El cardenal brasileño que salvó dos veces a Pérez Esquivel

  • 19 abril 2014
Adolfo Pérez Esquivel
Image caption Cuando Pérez Esquivel fue detenido en 1975, el ejército quería que denunciase a opositores brasileños.

El activista argentino de los derechos humanos Adolfo Pérez Esquivel, ganador del Premio Nobel de la Paz en 1980, fue "salvado dos veces" por el cardenal franciscano brasileño Paulo Evaristo Arns durante el régimen militar de Brasil (1964-1985).

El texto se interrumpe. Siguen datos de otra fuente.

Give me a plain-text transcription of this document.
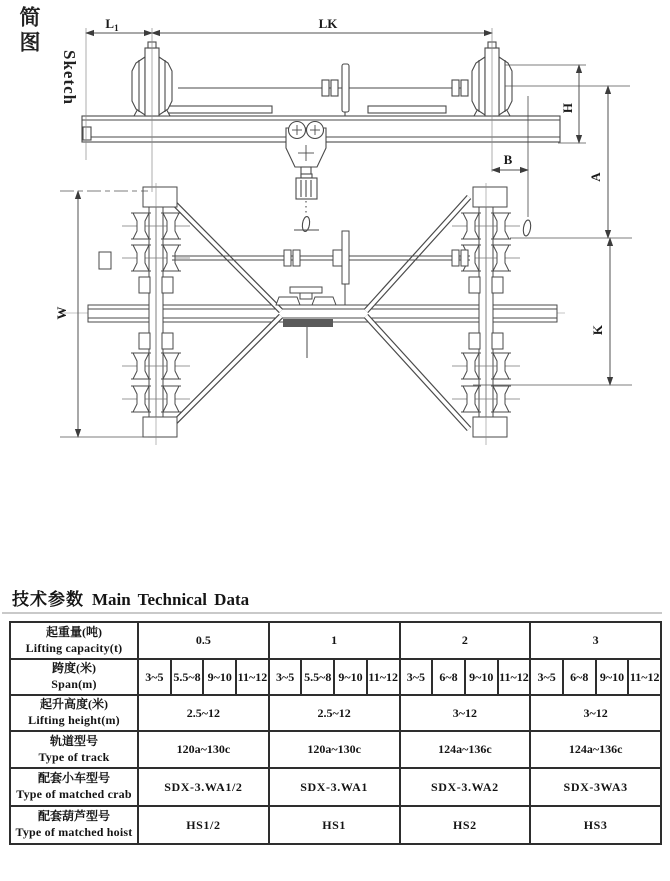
简图
Sketch
$L_1$	LK
H
B
A
K
W
技术参数 Main Technical Data
起重量(吨)
Lifting capacity(t)	0.5				1				2				3			

跨度(米)
Span(m)	3~5	5.5~8	9~10	11~12	3~5	5.5~8	9~10	11~12	3~5	6~8	9~10	11~12	3~5	6~8	9~10	11~12

起升高度(米)
Lifting height(m)	2.5~12				2.5~12				3~12				3~12			

轨道型号
Type of track	120a~130c				120a~130c				124a~136c				124a~136c			

配套小车型号
Type of matched crab	SDX-3.WA1/2				SDX-3.WA1				SDX-3.WA2				SDX-3WA3			

配套葫芦型号
Type of matched hoist	HS1/2				HS1				HS2				HS3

En una entrevista con BBC Brasil en Buenos Aires, Esquivel, de 82 años, contó que fue detenido por el ejército brasileño en dos ocasiones, en 1975 y en 1981.

"En 1975 fue muy duro. Me pusieron una capucha en la cabeza y me hicieron escuchar una grabación de gritos de personas siendo torturadas. Sólo me levantaron un poco la capucha para que identificara a los latinoamericanos que ellos perseguían". Por eso no pudo ver los rostros de los soldados que lo interrogaron.

El ejército quería que "denunciase" a otros opositores del régimen brasileño. "Yo respondí que no conocía a ninguno".

"Eran tres interrogadores, uno muy agresivo, que decía que me iba a matar, que me iba a torturar. El otro decía que lo más conveniente era que yo hablase y el último decía que quería ser mi amigo y que estaba ahí para ayudar", recordó.

Al día siguiente, el entonces arzobispo de San Paulo, Paulo Evaristo Arns, se las arregló para sacarlo. "El cardenal me salvó dos veces", dijo el Premio Nobel durante la entrevista en la sede de la ONG Servicio Paz y Justicia (Serpaj), que dirige en Argentina.

Esquivel recordó cómo Arns reunió a otros religiosos y defensores de derechos humanos y organizó una manifestación en la comisaría de policía donde estaba detenido.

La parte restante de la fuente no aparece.